For too long, discussion of immigration reform seems to focus exclusively on migration from Mexico.
Mathieu Eugene, a City Councilman who represents portions of Brooklyn, New York, says he nearly bristles at the narrowness of the public discourse regarding immigration.
“All you hear is people talking about border control, border control,” said Eugene, the first Haitian-born American elected to office in New York City. “The United States is a land of immigrants and immigrants come here from throughout the world, from the Caribbean and Africa, too. But they are not part of the discussion. And that bothers me.”
He isn’t alone. More and more people are complaining that the discussion of immigration has developed an unnecessarily narrow focus. In the ongoing political discussion regarding immigration, it seems that the political considerations on the topic focus exclusively on the Hispanic population. Immigration has virtually become a topic that is widely viewed as one that speaks exclusively to the political gains from courting Latino voters.

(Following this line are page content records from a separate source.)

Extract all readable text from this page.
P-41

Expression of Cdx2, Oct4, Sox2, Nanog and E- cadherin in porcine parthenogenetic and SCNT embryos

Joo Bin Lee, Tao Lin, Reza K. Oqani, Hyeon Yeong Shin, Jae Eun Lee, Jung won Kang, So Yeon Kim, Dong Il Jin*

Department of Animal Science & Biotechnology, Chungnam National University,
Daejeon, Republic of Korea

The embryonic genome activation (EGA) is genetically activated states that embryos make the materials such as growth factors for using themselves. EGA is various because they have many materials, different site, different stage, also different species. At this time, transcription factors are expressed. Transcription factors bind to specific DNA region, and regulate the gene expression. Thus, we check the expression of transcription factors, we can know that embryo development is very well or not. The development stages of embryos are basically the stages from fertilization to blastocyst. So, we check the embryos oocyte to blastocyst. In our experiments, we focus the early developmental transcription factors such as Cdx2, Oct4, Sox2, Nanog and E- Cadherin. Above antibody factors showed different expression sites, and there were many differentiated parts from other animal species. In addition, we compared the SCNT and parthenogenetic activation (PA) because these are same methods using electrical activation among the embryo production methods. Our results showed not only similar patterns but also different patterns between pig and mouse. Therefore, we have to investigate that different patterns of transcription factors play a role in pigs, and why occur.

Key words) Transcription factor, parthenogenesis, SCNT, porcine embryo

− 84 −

What is fueling the Republican effort to become more moderate on immigration is how the issue plays for them politically. Republicans have come to understand that the complexion of America is becoming browner. And they have come to view courting the Hispanic vote as key to their long-term political survival.
But immigration policy should not be based on the potential political plunders. It should be approached as a method to provide an even-handed approach to access to the American dream to large swaths of the international community, including those from Africa and the Caribbean. And, with roughly 3 million black immigrants in this country and more on the way, it is critical to expand the dialogue.
Just in the 1990s, the Black immigration from sub-Saharan Africa increased threefold at the same that Black immigration from the Caribbean jumped by more than 60 percent, according to demographers at the State University of New York at Albany. Take New York City as an example. By the year, 2000, Black residents born in other countries accounted for about 30 percent of all the Black population in the city. Similarly, they made up 28 percent of the Black population in Boston.
Yet, they make up close to zero percent of the public debate on the topic. There are specific issues that involve this population of immigrants – and potential immigrants – that have nothing to do with patrolling along the borders of Texas and Arizona.
The majority of Black immigrants come to the United States legally for professional and educational opportunities. They often acquire student or tourist visas and frequently run into immigration troubles by remaining in the country beyond the expiration dates of those visas. Others have sought to come to the United States in order to flee repressive political regimes or to avoid violence or the impact of natural disasters, as in the case of Haiti.
What would be welcomed is an even broader national discussion on how to reform the nation’s immigration laws with an eye toward a more compassionate, more global set of goals. As New York Councilman Eugene said, “I am very happy that President Obama is trying to improve the laws of immigration. But I would love to see more focus on a greater number of the world’s people.”